The approval of regulatory paths for digital health, which have spread from the US to Europe in France, UK and Germany, are expected to increase the number of patients and physicians experiencing the availability of new approaches and options in their care pathways. One of the major challenges of the upcoming years will therefore be to enhance the awareness and understanding of digital health (that is, boost digital health literacy) among the various stakeholders, thus creating the conditions for proper adoption.
As in other fields of innovation, the adoption process in the digital healthcare space appears to follow a ‘pulled’ rather than a ‘pushed’ route, driven by technology that rapidly generates applications and need-driven interactions.
Like a comet, the digital health revolution is whizzing through our time, with its iced core of technology igniting and starting to shine, and progressively shedding light and matter behind itself once it enters the orbit of the ‘healthcare solar system’. And, while scientists and experts have the capabilities and tools to spot the core, understand its nature and predict its trajectory, the majority will be able to recognise the comet as such only because of its long and brilliant tail. Within this comet, digital health literacy finds its place in the particles of that tail, in that bright reflection that makes digital health visible, comprehensible and accessible.
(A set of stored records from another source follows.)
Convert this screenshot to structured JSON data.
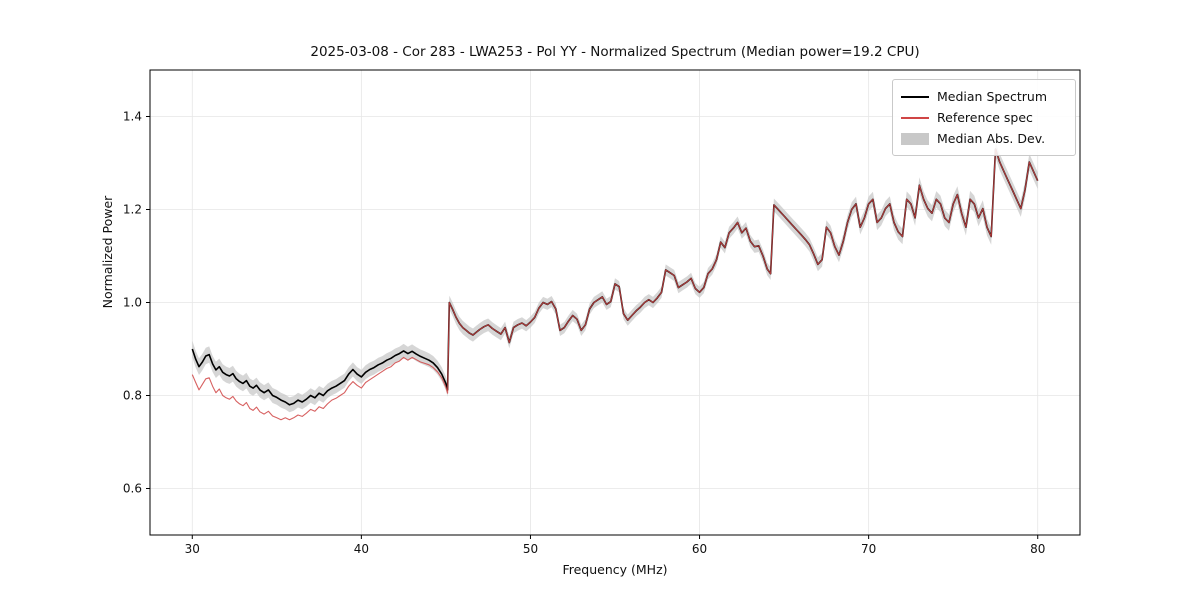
{
  "title": "2025-03-08 - Cor 283 - LWA253 - Pol YY - Normalized Spectrum (Median power=19.2 CPU)",
  "axes": {
    "xlabel": "Frequency (MHz)",
    "ylabel": "Normalized Power",
    "xticks": [
      "30",
      "40",
      "50",
      "60",
      "70",
      "80"
    ],
    "xtick_values": [
      30,
      40,
      50,
      60,
      70,
      80
    ],
    "yticks": [
      "0.6",
      "0.8",
      "1.0",
      "1.2",
      "1.4"
    ],
    "ytick_values": [
      0.6,
      0.8,
      1.0,
      1.2,
      1.4
    ],
    "xlim": [
      27.5,
      82.5
    ],
    "ylim": [
      0.5,
      1.5
    ],
    "grid": true,
    "grid_color": "#e6e6e6",
    "frame_color": "#000000"
  },
  "legend": {
    "position": "upper right",
    "items": [
      {
        "label": "Median Spectrum",
        "type": "line",
        "color": "#000000"
      },
      {
        "label": "Reference spec",
        "type": "line",
        "color": "#d04545"
      },
      {
        "label": "Median Abs. Dev.",
        "type": "band",
        "color": "#c8c8c8"
      }
    ]
  },
  "chart_data": {
    "type": "line",
    "title": "2025-03-08 - Cor 283 - LWA253 - Pol YY - Normalized Spectrum (Median power=19.2 CPU)",
    "xlabel": "Frequency (MHz)",
    "ylabel": "Normalized Power",
    "xlim": [
      27.5,
      82.5
    ],
    "ylim": [
      0.5,
      1.5
    ],
    "series": [
      {
        "name": "Median Spectrum",
        "color": "#000000",
        "linewidth": 1.6,
        "x": [
          30,
          30.2,
          30.4,
          30.6,
          30.8,
          31,
          31.2,
          31.4,
          31.6,
          31.8,
          32,
          32.2,
          32.4,
          32.6,
          32.8,
          33,
          33.2,
          33.4,
          33.6,
          33.8,
          34,
          34.25,
          34.5,
          34.75,
          35,
          35.25,
          35.5,
          35.75,
          36,
          36.25,
          36.5,
          36.75,
          37,
          37.25,
          37.5,
          37.75,
          38,
          38.25,
          38.5,
          38.75,
          39,
          39.25,
          39.5,
          39.75,
          40,
          40.25,
          40.5,
          40.75,
          41,
          41.25,
          41.5,
          41.75,
          42,
          42.25,
          42.5,
          42.75,
          43,
          43.25,
          43.5,
          43.75,
          44,
          44.25,
          44.5,
          44.75,
          45,
          45.1,
          45.2,
          45.4,
          45.6,
          45.8,
          46,
          46.2,
          46.4,
          46.6,
          46.8,
          47,
          47.25,
          47.5,
          47.75,
          48,
          48.25,
          48.5,
          48.75,
          49,
          49.25,
          49.5,
          49.75,
          50,
          50.25,
          50.5,
          50.75,
          51,
          51.25,
          51.5,
          51.75,
          52,
          52.25,
          52.5,
          52.75,
          53,
          53.25,
          53.5,
          53.75,
          54,
          54.25,
          54.5,
          54.75,
          55,
          55.25,
          55.5,
          55.75,
          56,
          56.25,
          56.5,
          56.75,
          57,
          57.25,
          57.5,
          57.75,
          58,
          58.25,
          58.5,
          58.75,
          59,
          59.25,
          59.5,
          59.75,
          60,
          60.25,
          60.5,
          60.75,
          61,
          61.25,
          61.5,
          61.75,
          62,
          62.25,
          62.5,
          62.75,
          63,
          63.25,
          63.5,
          63.75,
          64,
          64.2,
          64.4,
          64.6,
          64.8,
          65,
          65.25,
          65.5,
          65.75,
          66,
          66.25,
          66.5,
          66.75,
          67,
          67.25,
          67.5,
          67.75,
          68,
          68.25,
          68.5,
          68.75,
          69,
          69.25,
          69.5,
          69.75,
          70,
          70.25,
          70.5,
          70.75,
          71,
          71.25,
          71.5,
          71.75,
          72,
          72.25,
          72.5,
          72.75,
          73,
          73.25,
          73.5,
          73.75,
          74,
          74.25,
          74.5,
          74.75,
          75,
          75.25,
          75.5,
          75.75,
          76,
          76.25,
          76.5,
          76.75,
          77,
          77.25,
          77.5,
          77.75,
          78,
          78.25,
          78.5,
          78.75,
          79,
          79.25,
          79.5,
          79.75,
          80
        ],
        "y": [
          0.9,
          0.878,
          0.862,
          0.872,
          0.885,
          0.888,
          0.868,
          0.855,
          0.862,
          0.85,
          0.845,
          0.842,
          0.847,
          0.836,
          0.83,
          0.826,
          0.832,
          0.82,
          0.816,
          0.822,
          0.812,
          0.806,
          0.812,
          0.8,
          0.796,
          0.79,
          0.786,
          0.78,
          0.783,
          0.79,
          0.786,
          0.792,
          0.8,
          0.795,
          0.805,
          0.8,
          0.81,
          0.816,
          0.82,
          0.826,
          0.832,
          0.846,
          0.856,
          0.846,
          0.84,
          0.85,
          0.856,
          0.86,
          0.866,
          0.87,
          0.876,
          0.88,
          0.886,
          0.89,
          0.896,
          0.89,
          0.895,
          0.889,
          0.884,
          0.88,
          0.876,
          0.87,
          0.86,
          0.846,
          0.826,
          0.812,
          1.0,
          0.985,
          0.968,
          0.955,
          0.946,
          0.94,
          0.934,
          0.93,
          0.936,
          0.942,
          0.948,
          0.952,
          0.944,
          0.938,
          0.932,
          0.946,
          0.914,
          0.946,
          0.952,
          0.956,
          0.95,
          0.958,
          0.968,
          0.988,
          1.0,
          0.996,
          1.002,
          0.986,
          0.94,
          0.946,
          0.96,
          0.972,
          0.964,
          0.94,
          0.952,
          0.986,
          1.0,
          1.006,
          1.012,
          0.996,
          1.002,
          1.04,
          1.034,
          0.976,
          0.962,
          0.972,
          0.982,
          0.99,
          1.0,
          1.006,
          1.0,
          1.01,
          1.022,
          1.07,
          1.064,
          1.058,
          1.032,
          1.038,
          1.044,
          1.052,
          1.03,
          1.022,
          1.032,
          1.062,
          1.072,
          1.092,
          1.13,
          1.118,
          1.15,
          1.16,
          1.172,
          1.15,
          1.16,
          1.132,
          1.12,
          1.122,
          1.1,
          1.072,
          1.062,
          1.21,
          1.202,
          1.194,
          1.186,
          1.176,
          1.166,
          1.156,
          1.146,
          1.136,
          1.124,
          1.104,
          1.082,
          1.092,
          1.162,
          1.15,
          1.12,
          1.102,
          1.132,
          1.172,
          1.2,
          1.212,
          1.162,
          1.182,
          1.212,
          1.222,
          1.172,
          1.182,
          1.202,
          1.212,
          1.172,
          1.152,
          1.142,
          1.222,
          1.212,
          1.182,
          1.252,
          1.222,
          1.202,
          1.192,
          1.222,
          1.212,
          1.182,
          1.172,
          1.212,
          1.232,
          1.192,
          1.162,
          1.222,
          1.212,
          1.182,
          1.202,
          1.162,
          1.142,
          1.33,
          1.302,
          1.282,
          1.262,
          1.242,
          1.222,
          1.202,
          1.242,
          1.302,
          1.282,
          1.262
        ]
      },
      {
        "name": "Reference spec",
        "color": "#d04545",
        "linewidth": 1.1,
        "opacity": 0.85,
        "equals_median_from_x": 45.2,
        "x": [
          30,
          30.2,
          30.4,
          30.6,
          30.8,
          31,
          31.2,
          31.4,
          31.6,
          31.8,
          32,
          32.2,
          32.4,
          32.6,
          32.8,
          33,
          33.2,
          33.4,
          33.6,
          33.8,
          34,
          34.25,
          34.5,
          34.75,
          35,
          35.25,
          35.5,
          35.75,
          36,
          36.25,
          36.5,
          36.75,
          37,
          37.25,
          37.5,
          37.75,
          38,
          38.25,
          38.5,
          38.75,
          39,
          39.25,
          39.5,
          39.75,
          40,
          40.25,
          40.5,
          40.75,
          41,
          41.25,
          41.5,
          41.75,
          42,
          42.25,
          42.5,
          42.75,
          43,
          43.25,
          43.5,
          43.75,
          44,
          44.25,
          44.5,
          44.75,
          45,
          45.1
        ],
        "y": [
          0.845,
          0.828,
          0.812,
          0.824,
          0.836,
          0.838,
          0.82,
          0.806,
          0.814,
          0.8,
          0.795,
          0.792,
          0.798,
          0.788,
          0.782,
          0.778,
          0.785,
          0.772,
          0.768,
          0.775,
          0.765,
          0.76,
          0.766,
          0.756,
          0.752,
          0.748,
          0.752,
          0.748,
          0.752,
          0.758,
          0.755,
          0.762,
          0.77,
          0.766,
          0.776,
          0.772,
          0.782,
          0.79,
          0.794,
          0.8,
          0.806,
          0.82,
          0.83,
          0.822,
          0.816,
          0.828,
          0.834,
          0.84,
          0.846,
          0.852,
          0.858,
          0.862,
          0.87,
          0.874,
          0.882,
          0.876,
          0.882,
          0.877,
          0.872,
          0.869,
          0.866,
          0.86,
          0.851,
          0.838,
          0.818,
          0.805
        ]
      }
    ],
    "band": {
      "name": "Median Abs. Dev.",
      "around": "Median Spectrum",
      "color": "#c8c8c8",
      "opacity": 0.75,
      "halfwidth_keypoints": {
        "x": [
          30,
          35,
          40,
          45,
          50,
          55,
          60,
          65,
          70,
          75,
          80
        ],
        "hw": [
          0.018,
          0.016,
          0.015,
          0.015,
          0.012,
          0.012,
          0.012,
          0.014,
          0.016,
          0.018,
          0.018
        ]
      }
    }
  }
}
Moving away from that metaphor, it remains evident that the degree of digital health literacy – of physicians first and foremost, but also of patients, institutions and payers – can really make the difference between an efficient integration and a missed opportunity.
Digital health literacy must therefore be considered in all respects a primary determinant in the digital transformation of healthcare.
This seems to be an achievable goal, given that digital solutions allow for the delivery of multi-media information, at different reading levels, in multiple languages, and using formal and informal channels and methods.
However, as digital health literacy is an extension of health literacy, it suffers from similar limits and contradictions, and the global scenario of access to contemporary health information is patchy.
On the one hand, people (including physicians) are already very active in searching for information and solutions in the health space, and overall there is an enormous amount of health-related data traffic.